Recipe

Hot smoked chorizo croquetas

by Ed Smith

Crispy croquetas flavoured with smoked chorizo

Is there a better pre-meal snack than croquetas? Crisp on the outside, molten and creamy in the middle, these are flavoured with smoked chorizo from Brindisa, which is of such quality that a little goes a long way.

Ingredients

80g salted butter
1 small banana shallot, very finely diced
120g plain flour
100g fully cured and smoked chorizo, diced into 2-3mm cubes
600g whole milk, warmed
60g manchego or non-too mature cheddar, finely grated
1 large egg, beaten
60g dry white breadcrumbs, finely ground

Method

Put the butter into a medium-sized saucepan on a low-medium heat. Allow the butter to melt, then add the diced shallot and cook to soften for 3 mins. Add the flour and beat into the butter with a wooden spoon, continuing to cook and beat regularly for 5 mins. The roux will be quite stiff, but don’t panic. Add the chorizo to the pan and allow to warm through for 2 mins, continuing to stir so the flour doesn’t burn or stick, and so the fat from the chorizo begins to melt into the roux and helps loosen it.

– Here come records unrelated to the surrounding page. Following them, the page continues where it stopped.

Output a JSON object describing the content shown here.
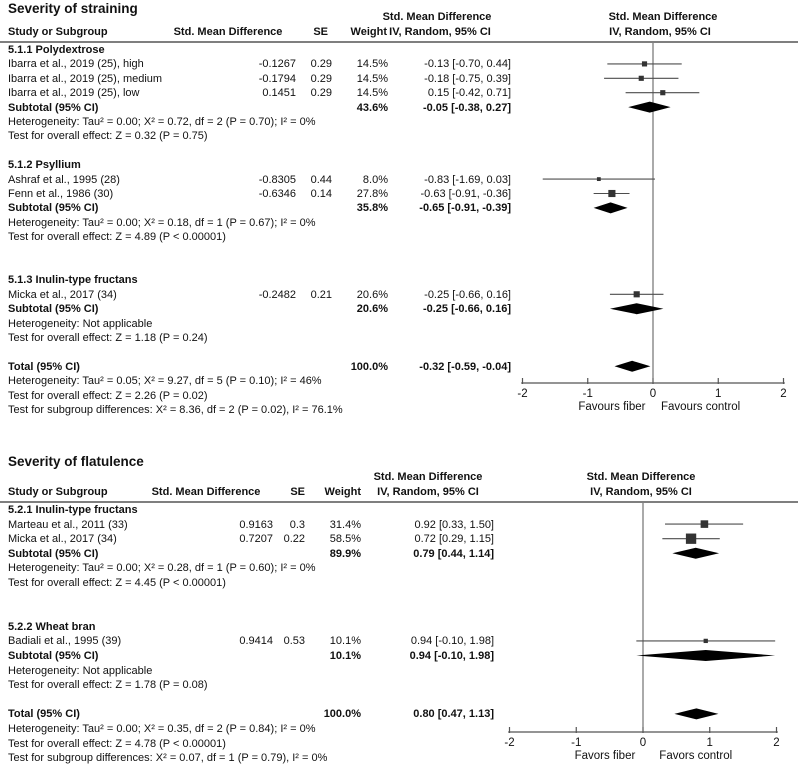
{
  "chart_data": [
    {
      "type": "scatter",
      "variant": "forest-plot",
      "title": "Severity of straining",
      "columns": {
        "study": "Study or Subgroup",
        "smd": "Std. Mean Difference",
        "se": "SE",
        "weight": "Weight",
        "effect": "Std. Mean Difference",
        "model": "IV, Random, 95% CI"
      },
      "axis": {
        "min": -2,
        "max": 2,
        "ticks": [
          -2,
          -1,
          0,
          1,
          2
        ],
        "left_label": "Favours fiber",
        "right_label": "Favours control"
      },
      "rows": [
        {
          "kind": "section",
          "label": "5.1.1 Polydextrose"
        },
        {
          "kind": "study",
          "label": "Ibarra et al., 2019 (25), high",
          "smd": "-0.1267",
          "se": "0.29",
          "weight": "14.5%",
          "ci_text": "-0.13 [-0.70, 0.44]",
          "est": -0.13,
          "lo": -0.7,
          "hi": 0.44,
          "weight_pct": 14.5
        },
        {
          "kind": "study",
          "label": "Ibarra et al., 2019 (25), medium",
          "smd": "-0.1794",
          "se": "0.29",
          "weight": "14.5%",
          "ci_text": "-0.18 [-0.75, 0.39]",
          "est": -0.18,
          "lo": -0.75,
          "hi": 0.39,
          "weight_pct": 14.5
        },
        {
          "kind": "study",
          "label": "Ibarra et al., 2019 (25), low",
          "smd": "0.1451",
          "se": "0.29",
          "weight": "14.5%",
          "ci_text": "0.15 [-0.42, 0.71]",
          "est": 0.15,
          "lo": -0.42,
          "hi": 0.71,
          "weight_pct": 14.5
        },
        {
          "kind": "subtotal",
          "label": "Subtotal (95% CI)",
          "weight": "43.6%",
          "ci_text": "-0.05 [-0.38, 0.27]",
          "est": -0.05,
          "lo": -0.38,
          "hi": 0.27
        },
        {
          "kind": "note",
          "label": "Heterogeneity: Tau² = 0.00; X² = 0.72, df = 2 (P = 0.70); I² = 0%"
        },
        {
          "kind": "note",
          "label": "Test for overall effect: Z = 0.32 (P = 0.75)"
        },
        {
          "kind": "gap"
        },
        {
          "kind": "section",
          "label": "5.1.2 Psyllium"
        },
        {
          "kind": "study",
          "label": "Ashraf et al., 1995 (28)",
          "smd": "-0.8305",
          "se": "0.44",
          "weight": "8.0%",
          "ci_text": "-0.83 [-1.69, 0.03]",
          "est": -0.83,
          "lo": -1.69,
          "hi": 0.03,
          "weight_pct": 8.0
        },
        {
          "kind": "study",
          "label": "Fenn et al., 1986 (30)",
          "smd": "-0.6346",
          "se": "0.14",
          "weight": "27.8%",
          "ci_text": "-0.63 [-0.91, -0.36]",
          "est": -0.63,
          "lo": -0.91,
          "hi": -0.36,
          "weight_pct": 27.8
        },
        {
          "kind": "subtotal",
          "label": "Subtotal (95% CI)",
          "weight": "35.8%",
          "ci_text": "-0.65 [-0.91, -0.39]",
          "est": -0.65,
          "lo": -0.91,
          "hi": -0.39
        },
        {
          "kind": "note",
          "label": "Heterogeneity: Tau² = 0.00; X² = 0.18, df = 1 (P = 0.67); I² = 0%"
        },
        {
          "kind": "note",
          "label": "Test for overall effect: Z = 4.89 (P < 0.00001)"
        },
        {
          "kind": "gap"
        },
        {
          "kind": "gap"
        },
        {
          "kind": "section",
          "label": "5.1.3 Inulin-type fructans"
        },
        {
          "kind": "study",
          "label": "Micka et al., 2017 (34)",
          "smd": "-0.2482",
          "se": "0.21",
          "weight": "20.6%",
          "ci_text": "-0.25 [-0.66, 0.16]",
          "est": -0.25,
          "lo": -0.66,
          "hi": 0.16,
          "weight_pct": 20.6
        },
        {
          "kind": "subtotal",
          "label": "Subtotal (95% CI)",
          "weight": "20.6%",
          "ci_text": "-0.25 [-0.66, 0.16]",
          "est": -0.25,
          "lo": -0.66,
          "hi": 0.16
        },
        {
          "kind": "note",
          "label": "Heterogeneity: Not applicable"
        },
        {
          "kind": "note",
          "label": "Test for overall effect: Z = 1.18 (P = 0.24)"
        },
        {
          "kind": "gap"
        },
        {
          "kind": "total",
          "label": "Total (95% CI)",
          "weight": "100.0%",
          "ci_text": "-0.32 [-0.59, -0.04]",
          "est": -0.32,
          "lo": -0.59,
          "hi": -0.04
        },
        {
          "kind": "note",
          "label": "Heterogeneity: Tau² = 0.05; X² = 9.27, df = 5 (P = 0.10); I² = 46%"
        },
        {
          "kind": "note",
          "label": "Test for overall effect: Z = 2.26 (P = 0.02)"
        },
        {
          "kind": "note",
          "label": "Test for subgroup differences: X² = 8.36, df = 2 (P = 0.02), I² = 76.1%"
        }
      ]
    },
    {
      "type": "scatter",
      "variant": "forest-plot",
      "title": "Severity of flatulence",
      "columns": {
        "study": "Study or Subgroup",
        "smd": "Std. Mean Difference",
        "se": "SE",
        "weight": "Weight",
        "effect": "Std. Mean Difference",
        "model": "IV, Random, 95% CI"
      },
      "axis": {
        "min": -2,
        "max": 2,
        "ticks": [
          -2,
          -1,
          0,
          1,
          2
        ],
        "left_label": "Favors fiber",
        "right_label": "Favors control"
      },
      "rows": [
        {
          "kind": "section",
          "label": "5.2.1 Inulin-type fructans"
        },
        {
          "kind": "study",
          "label": "Marteau et al., 2011 (33)",
          "smd": "0.9163",
          "se": "0.3",
          "weight": "31.4%",
          "ci_text": "0.92 [0.33, 1.50]",
          "est": 0.92,
          "lo": 0.33,
          "hi": 1.5,
          "weight_pct": 31.4
        },
        {
          "kind": "study",
          "label": "Micka et al., 2017 (34)",
          "smd": "0.7207",
          "se": "0.22",
          "weight": "58.5%",
          "ci_text": "0.72 [0.29, 1.15]",
          "est": 0.72,
          "lo": 0.29,
          "hi": 1.15,
          "weight_pct": 58.5
        },
        {
          "kind": "subtotal",
          "label": "Subtotal (95% CI)",
          "weight": "89.9%",
          "ci_text": "0.79 [0.44, 1.14]",
          "est": 0.79,
          "lo": 0.44,
          "hi": 1.14
        },
        {
          "kind": "note",
          "label": "Heterogeneity: Tau² = 0.00; X² = 0.28, df = 1 (P = 0.60); I² = 0%"
        },
        {
          "kind": "note",
          "label": "Test for overall effect: Z = 4.45 (P < 0.00001)"
        },
        {
          "kind": "gap"
        },
        {
          "kind": "gap"
        },
        {
          "kind": "section",
          "label": "5.2.2 Wheat bran"
        },
        {
          "kind": "study",
          "label": "Badiali et al., 1995 (39)",
          "smd": "0.9414",
          "se": "0.53",
          "weight": "10.1%",
          "ci_text": "0.94 [-0.10, 1.98]",
          "est": 0.94,
          "lo": -0.1,
          "hi": 1.98,
          "weight_pct": 10.1
        },
        {
          "kind": "subtotal",
          "label": "Subtotal (95% CI)",
          "weight": "10.1%",
          "ci_text": "0.94 [-0.10, 1.98]",
          "est": 0.94,
          "lo": -0.1,
          "hi": 1.98
        },
        {
          "kind": "note",
          "label": "Heterogeneity: Not applicable"
        },
        {
          "kind": "note",
          "label": "Test for overall effect: Z = 1.78 (P = 0.08)"
        },
        {
          "kind": "gap"
        },
        {
          "kind": "total",
          "label": "Total (95% CI)",
          "weight": "100.0%",
          "ci_text": "0.80 [0.47, 1.13]",
          "est": 0.8,
          "lo": 0.47,
          "hi": 1.13
        },
        {
          "kind": "note",
          "label": "Heterogeneity: Tau² = 0.00; X² = 0.35, df = 2 (P = 0.84); I² = 0%"
        },
        {
          "kind": "note",
          "label": "Test for overall effect: Z = 4.78 (P < 0.00001)"
        },
        {
          "kind": "note",
          "label": "Test for subgroup differences: X² = 0.07, df = 1 (P = 0.79), I² = 0%"
        }
      ]
    }
  ],
  "colors": {
    "text": "#111111",
    "rule": "#7f7f7f",
    "axis": "#555555",
    "ci_line": "#4d4d4d",
    "marker": "#333333",
    "diamond": "#000000"
  }
}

Begin to add the warmed milk one ladle at a time, stirring vigorously to fully incorporate before adding the next. Once all the milk is used, cook the sauce very gently for a further 3-5 mins over a low heat, stirring occasionally.

Taste to ensure the mix does not taste like raw flour, then add the grated cheese, stir until melted, and decant to a small container. Leave for 1 hour to cool to room temperature, then cover the container and chill in the fridge for at least 2 hours more.

Measure the chilled filling into 24g balls (the size of a golf ball, if you’ve not got a scale), then roll the balls first in beaten egg, and then breadcrumbs before deep-frying for 2 mins at a temperature between 170C-180C. The crust should be golden, the centre molten and creamy. You may need to work in batches.

Transfer the croquetas onto a tray lined with a paper towel to soak up excess grease. Season with sea salt and serve, perhaps with a splodge of aioli or fresh mayo, though on their own they’re fine too.